Testimonials

Reframing Race Lecture Testimonials

“Donna Jackson Nakazawa, author and lecturer, returned to The Potomac School on Wednesday, November 15, 2006 to speak to area faculty through the Association of Independent Schools of Greater Washington’s (AISGW) Diversity Speaker Series. During her motivating talk, Ms. Nakazawa challenged educators to think about the realities of what it means for multiracial students to grow up in a world that continues to be polarized by race. She also asked educators to reconsider the kinds of resources that they use inside their classrooms and within their curriculums. Through personal and anecdotal stories, Ms. Nakazawa provided a developmental timeline for educators to use to help multiracial students succeed in their classes. An educator’s dream, she was insightful, knowledgeable, and caring.”
–Tiffany Bridgewater, Director of Diversity, Potomac School, Washington D.C.

“Kudos on the successful evening with Donna Jackson Nakazawa.
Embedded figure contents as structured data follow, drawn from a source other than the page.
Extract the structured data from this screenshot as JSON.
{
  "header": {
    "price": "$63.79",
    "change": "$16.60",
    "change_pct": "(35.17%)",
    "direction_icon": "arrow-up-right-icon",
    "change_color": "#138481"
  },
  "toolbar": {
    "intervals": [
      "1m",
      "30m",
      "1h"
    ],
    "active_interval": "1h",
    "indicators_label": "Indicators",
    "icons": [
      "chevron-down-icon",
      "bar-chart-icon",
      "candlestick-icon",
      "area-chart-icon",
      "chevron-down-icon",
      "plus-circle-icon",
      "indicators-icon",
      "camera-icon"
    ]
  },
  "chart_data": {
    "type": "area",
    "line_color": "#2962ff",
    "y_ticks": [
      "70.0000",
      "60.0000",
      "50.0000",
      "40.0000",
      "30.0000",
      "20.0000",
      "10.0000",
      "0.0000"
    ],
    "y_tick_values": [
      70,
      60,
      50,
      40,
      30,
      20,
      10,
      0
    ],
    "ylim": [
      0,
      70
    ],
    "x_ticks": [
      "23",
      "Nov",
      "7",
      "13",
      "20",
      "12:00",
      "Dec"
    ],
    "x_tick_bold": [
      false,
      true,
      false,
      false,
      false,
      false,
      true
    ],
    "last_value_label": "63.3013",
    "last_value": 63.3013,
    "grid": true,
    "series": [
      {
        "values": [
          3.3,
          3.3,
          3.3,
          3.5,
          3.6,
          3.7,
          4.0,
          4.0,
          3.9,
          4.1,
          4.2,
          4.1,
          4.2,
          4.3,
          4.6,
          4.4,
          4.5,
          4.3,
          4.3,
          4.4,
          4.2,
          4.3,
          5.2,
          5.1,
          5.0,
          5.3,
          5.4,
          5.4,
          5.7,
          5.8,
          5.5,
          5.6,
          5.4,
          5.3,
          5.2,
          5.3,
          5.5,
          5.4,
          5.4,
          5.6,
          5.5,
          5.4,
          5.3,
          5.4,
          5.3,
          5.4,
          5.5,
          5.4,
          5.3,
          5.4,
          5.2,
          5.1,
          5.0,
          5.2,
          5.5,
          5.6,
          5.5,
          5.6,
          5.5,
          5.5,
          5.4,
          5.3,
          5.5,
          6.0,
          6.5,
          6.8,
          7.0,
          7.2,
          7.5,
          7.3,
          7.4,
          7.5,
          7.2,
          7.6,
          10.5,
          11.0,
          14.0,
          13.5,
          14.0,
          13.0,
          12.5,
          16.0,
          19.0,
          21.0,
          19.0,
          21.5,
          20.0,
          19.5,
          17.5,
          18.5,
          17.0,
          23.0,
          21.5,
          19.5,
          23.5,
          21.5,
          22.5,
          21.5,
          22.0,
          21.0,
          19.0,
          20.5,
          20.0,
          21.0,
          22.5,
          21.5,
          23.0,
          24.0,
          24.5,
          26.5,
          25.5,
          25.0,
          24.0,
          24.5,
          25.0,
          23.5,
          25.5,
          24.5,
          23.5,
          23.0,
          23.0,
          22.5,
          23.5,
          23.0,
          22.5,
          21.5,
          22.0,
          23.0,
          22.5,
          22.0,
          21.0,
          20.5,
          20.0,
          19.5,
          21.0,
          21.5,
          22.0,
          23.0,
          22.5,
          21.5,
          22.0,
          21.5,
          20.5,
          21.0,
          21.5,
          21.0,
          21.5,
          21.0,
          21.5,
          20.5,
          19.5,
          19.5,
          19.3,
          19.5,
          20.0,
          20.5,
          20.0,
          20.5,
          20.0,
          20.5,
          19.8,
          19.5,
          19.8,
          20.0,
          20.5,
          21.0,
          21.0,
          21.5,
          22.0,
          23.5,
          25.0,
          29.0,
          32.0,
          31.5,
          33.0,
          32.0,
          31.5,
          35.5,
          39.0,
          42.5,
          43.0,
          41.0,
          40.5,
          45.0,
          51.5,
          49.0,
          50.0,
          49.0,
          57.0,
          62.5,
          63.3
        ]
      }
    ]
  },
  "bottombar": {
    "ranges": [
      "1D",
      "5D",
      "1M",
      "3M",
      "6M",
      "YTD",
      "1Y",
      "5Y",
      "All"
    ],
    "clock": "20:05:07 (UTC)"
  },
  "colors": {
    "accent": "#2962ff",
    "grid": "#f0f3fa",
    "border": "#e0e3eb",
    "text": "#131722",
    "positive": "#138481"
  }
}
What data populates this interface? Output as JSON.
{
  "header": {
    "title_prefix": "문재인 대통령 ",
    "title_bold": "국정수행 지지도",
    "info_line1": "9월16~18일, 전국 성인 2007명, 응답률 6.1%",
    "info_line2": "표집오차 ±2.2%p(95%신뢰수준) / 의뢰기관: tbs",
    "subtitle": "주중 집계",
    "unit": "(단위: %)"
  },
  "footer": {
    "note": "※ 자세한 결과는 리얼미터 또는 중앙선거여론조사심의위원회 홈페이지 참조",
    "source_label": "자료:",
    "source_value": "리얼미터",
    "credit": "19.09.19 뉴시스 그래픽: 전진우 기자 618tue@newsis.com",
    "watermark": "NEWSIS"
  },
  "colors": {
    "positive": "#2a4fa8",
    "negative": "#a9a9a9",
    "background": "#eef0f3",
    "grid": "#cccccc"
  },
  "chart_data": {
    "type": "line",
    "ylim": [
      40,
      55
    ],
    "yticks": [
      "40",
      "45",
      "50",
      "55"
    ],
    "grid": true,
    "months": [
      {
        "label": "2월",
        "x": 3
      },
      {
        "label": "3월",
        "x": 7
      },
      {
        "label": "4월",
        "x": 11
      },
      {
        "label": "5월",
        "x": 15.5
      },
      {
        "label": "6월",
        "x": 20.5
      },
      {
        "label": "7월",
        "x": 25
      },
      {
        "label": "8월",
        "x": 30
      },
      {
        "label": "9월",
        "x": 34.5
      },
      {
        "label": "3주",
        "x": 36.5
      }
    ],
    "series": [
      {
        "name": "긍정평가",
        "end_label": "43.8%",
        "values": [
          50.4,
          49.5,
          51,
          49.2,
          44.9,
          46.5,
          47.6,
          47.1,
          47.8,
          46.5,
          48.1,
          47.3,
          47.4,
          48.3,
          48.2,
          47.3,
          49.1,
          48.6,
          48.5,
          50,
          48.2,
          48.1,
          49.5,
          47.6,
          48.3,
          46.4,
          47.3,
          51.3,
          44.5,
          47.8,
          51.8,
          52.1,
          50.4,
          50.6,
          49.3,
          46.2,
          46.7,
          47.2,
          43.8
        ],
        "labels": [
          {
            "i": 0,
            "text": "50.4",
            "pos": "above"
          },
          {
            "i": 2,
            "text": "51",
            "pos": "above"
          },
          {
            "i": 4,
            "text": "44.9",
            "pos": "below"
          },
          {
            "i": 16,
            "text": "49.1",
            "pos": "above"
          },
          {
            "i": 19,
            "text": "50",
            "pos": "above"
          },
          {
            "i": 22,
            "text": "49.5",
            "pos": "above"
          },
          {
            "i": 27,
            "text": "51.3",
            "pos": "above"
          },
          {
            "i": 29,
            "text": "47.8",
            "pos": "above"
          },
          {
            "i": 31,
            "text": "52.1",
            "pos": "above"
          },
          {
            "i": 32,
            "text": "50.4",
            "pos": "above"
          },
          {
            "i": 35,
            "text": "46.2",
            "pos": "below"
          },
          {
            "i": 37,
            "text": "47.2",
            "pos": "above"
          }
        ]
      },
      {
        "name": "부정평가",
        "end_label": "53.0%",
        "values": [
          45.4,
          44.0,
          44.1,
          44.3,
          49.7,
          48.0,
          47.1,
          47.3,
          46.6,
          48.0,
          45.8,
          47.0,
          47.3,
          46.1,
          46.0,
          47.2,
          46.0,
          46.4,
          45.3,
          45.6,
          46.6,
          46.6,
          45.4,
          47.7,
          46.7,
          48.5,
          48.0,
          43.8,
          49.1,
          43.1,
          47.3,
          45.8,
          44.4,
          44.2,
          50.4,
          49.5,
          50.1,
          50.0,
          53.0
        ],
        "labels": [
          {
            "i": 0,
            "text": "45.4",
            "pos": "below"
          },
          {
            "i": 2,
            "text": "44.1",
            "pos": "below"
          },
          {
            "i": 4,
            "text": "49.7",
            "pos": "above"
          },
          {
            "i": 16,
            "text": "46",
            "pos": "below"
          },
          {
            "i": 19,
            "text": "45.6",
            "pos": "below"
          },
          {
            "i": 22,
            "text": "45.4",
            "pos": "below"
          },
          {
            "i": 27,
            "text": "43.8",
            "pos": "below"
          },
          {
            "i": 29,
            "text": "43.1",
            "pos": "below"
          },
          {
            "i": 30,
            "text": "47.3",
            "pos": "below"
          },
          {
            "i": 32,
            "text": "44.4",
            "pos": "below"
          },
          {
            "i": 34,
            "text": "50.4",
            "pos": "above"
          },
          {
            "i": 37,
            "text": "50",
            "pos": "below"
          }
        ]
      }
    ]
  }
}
She had a three-pronged approach: research, anecdotal and personal experience that made her discussion authentic.”
–Parent, Sidwell Friends School, Washington D.C.

“Donna Jackson Nakazawa’s lecture gives us a vision of a shared past and present and defines for educators a path to a brighter future. We are a rainbow society of cultures and colors. Nakazawa gives us insight and a psycho-educational roadmap to develop our self-awareness as adult educators of children from many cultures and mixed cultural heritages. Donna’s research and insights offer a bridge over the rainbow to claim great rewards for present and future generations. Our shared path will demand reflection and change: changes that will brighten the character and outlook of all children as they follow their rainbow. Thanks to Donna for taking that first leap.”
–Thomas A. Bruggman, Ph.D., Director of Counseling, The Calvert School, Baltimore, MD

Does Anybody Else Look Like Me? creates a space for students, teachers and parents to talk about multiracial identity and the social construction of race in the U.S. The changing landscape of our school population means we must be prepared to respond thoughtfully to the needs of multiracial families. It can be difficult to talk explicitly about race and racial identity, but Nakazawa’s work provides concrete examples and allows educators to explore multiple ways of moving through the world.”
–Mariama Richards and Elizabeth Denevi, Co-directors of Diversity, Georgetown Day School, Washington D.C.